Last week an unnamed Saudi man was jailed for contributing to these calls, according to local news sources. The Saudi courts convicted him of "inciting to end guardianship of women," by putting up posters in mosques and posting on social media. You know things are pretty fucked when advocating for change is itself a crime.
The courts also claimed the man was behind the Twitter campaign, which really calls into question the agency and desires of the thousands of women who tweeted. Sigh.
Credit aside, this Saudi man is an ally in the truest sense. The man, who has been sentenced to one year in prision and fined 30,000 riyals (US$8,000), claimed to have launched the campaign when he realised that some of the women in his life were “facing injustice at the hands of their families.” Men have to be part of the solutions to counteract gender inequality at any level, and in a system in which women are treated as legal minors who can be legally beaten by their guardians under certain circumstances, this man’s work is especially important.

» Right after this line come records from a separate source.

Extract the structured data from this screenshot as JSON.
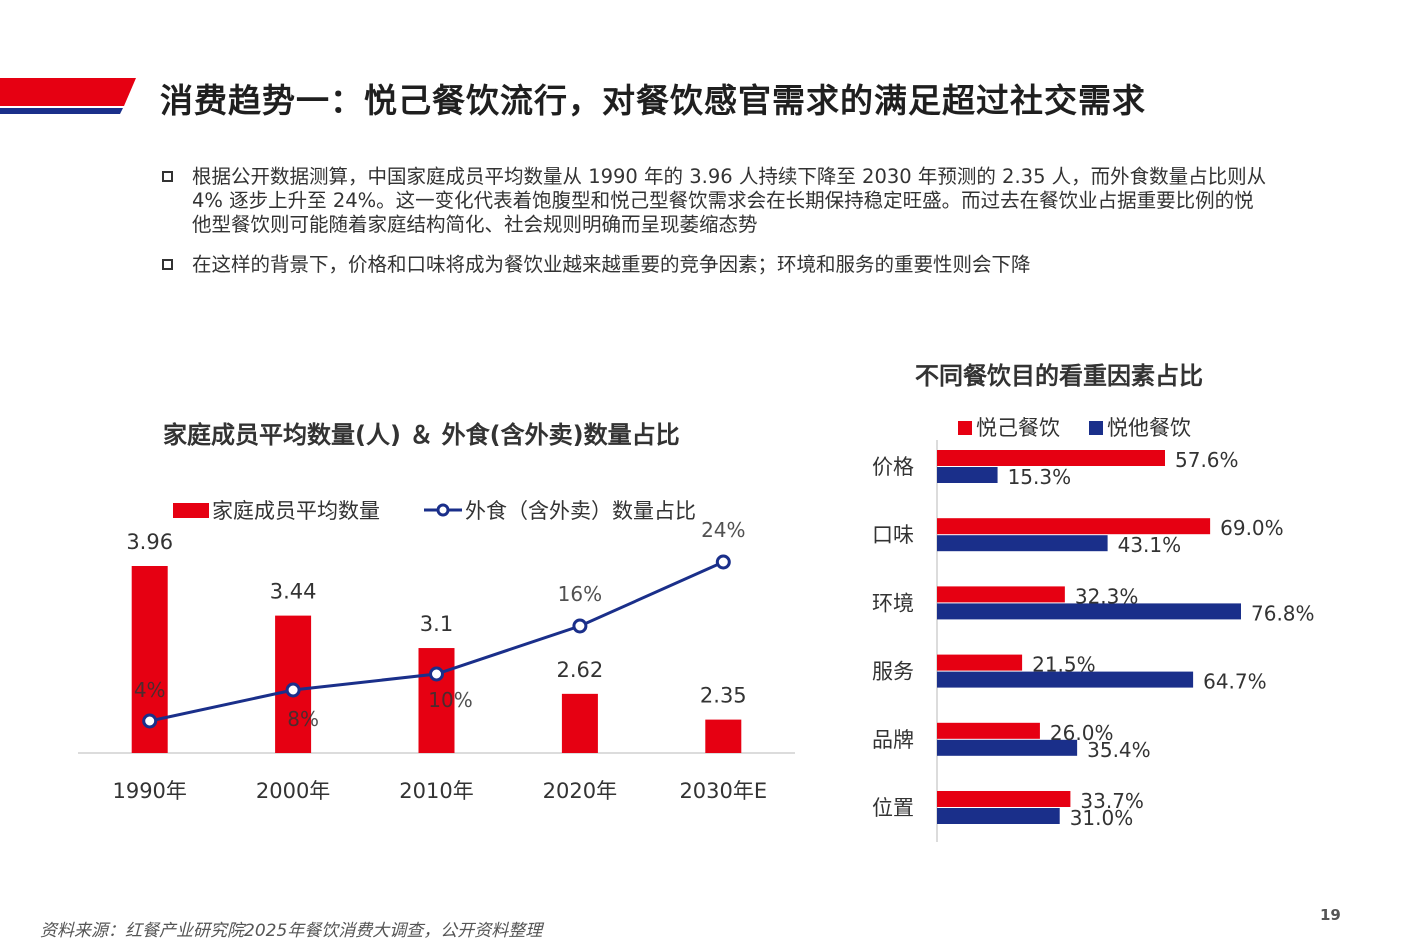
{
  "slide": {
    "title": "消费趋势一：悦己餐饮流行，对餐饮感官需求的满足超过社交需求",
    "bullets": [
      "根据公开数据测算，中国家庭成员平均数量从 1990 年的 3.96 人持续下降至 2030 年预测的 2.35 人，而外食数量占比则从 4% 逐步上升至 24%。这一变化代表着饱腹型和悦己型餐饮需求会在长期保持稳定旺盛。而过去在餐饮业占据重要比例的悦他型餐饮则可能随着家庭结构简化、社会规则明确而呈现萎缩态势",
      "在这样的背景下，价格和口味将成为餐饮业越来越重要的竞争因素；环境和服务的重要性则会下降"
    ],
    "source": "资料来源：红餐产业研究院2025年餐饮消费大调查，公开资料整理",
    "page_number": "19",
    "colors": {
      "red": "#e60012",
      "navy": "#1a2f8a"
    }
  },
  "chart_data": [
    {
      "type": "bar",
      "title": "家庭成员平均数量(人) ＆  外食(含外卖)数量占比",
      "categories": [
        "1990年",
        "2000年",
        "2010年",
        "2020年",
        "2030年E"
      ],
      "series": [
        {
          "name": "家庭成员平均数量",
          "type": "bar",
          "values": [
            3.96,
            3.44,
            3.1,
            2.62,
            2.35
          ],
          "labels": [
            "3.96",
            "3.44",
            "3.1",
            "2.62",
            "2.35"
          ],
          "color": "#e60012"
        },
        {
          "name": "外食（含外卖）数量占比",
          "type": "line",
          "values": [
            4,
            8,
            10,
            16,
            24
          ],
          "labels": [
            "4%",
            "8%",
            "10%",
            "16%",
            "24%"
          ],
          "color": "#1a2f8a"
        }
      ],
      "bar_axis_range": [
        2,
        4
      ],
      "line_axis_range": [
        0,
        30
      ],
      "legend": "top",
      "grid": false
    },
    {
      "type": "bar",
      "orientation": "horizontal",
      "title": "不同餐饮目的看重因素占比",
      "categories": [
        "价格",
        "口味",
        "环境",
        "服务",
        "品牌",
        "位置"
      ],
      "series": [
        {
          "name": "悦己餐饮",
          "values": [
            57.6,
            69.0,
            32.3,
            21.5,
            26.0,
            33.7
          ],
          "labels": [
            "57.6%",
            "69.0%",
            "32.3%",
            "21.5%",
            "26.0%",
            "33.7%"
          ],
          "color": "#e60012"
        },
        {
          "name": "悦他餐饮",
          "values": [
            15.3,
            43.1,
            76.8,
            64.7,
            35.4,
            31.0
          ],
          "labels": [
            "15.3%",
            "43.1%",
            "76.8%",
            "64.7%",
            "35.4%",
            "31.0%"
          ],
          "color": "#1a2f8a"
        }
      ],
      "xlim": [
        0,
        100
      ],
      "legend": "top",
      "grid": false
    }
  ]
}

Longtime Saudi activist Aziza Al-Yousef understands the role men have to play and has long focused on making Saudi men more aware. “This is not only a women’s issue, this is also putting pressure on normal men,” she told The Guardian. It seems more and more men in the ultra-conservative kingdom are recognising the injustice of the guardianship system. Some Saudi women who spoke to the New York Times in October said the men in their lives give them the freedom to make their own choices: "I am one of the lucky women who had an amazing and enlightened father and wonderful brothers, who do not interfere in my choices and support me all the way." Yet the insulting system still requires these women have their guardian's official sign off for travel, study, or work, even if it is only symbolic. The quality of the lives of these luckier women still comes down to temperament of the men around them. And they still can't drive.
We salute this imprisoned activist for his brave efforts. He is paying a steep price for publically suggesting an end to a warped system so obviously inhumane that Human Rights Watch has condemned it, and which Saudi Arabia has already promised and failed to end.
But hey, at least when he gets out he won’t have to wait for a male relative to come and collect him: when female prisoners living under the guardianship system have served their time, they have to wait to be recieved by a male guardian, meaning those rejected by their families remain in jail beyond their sentences.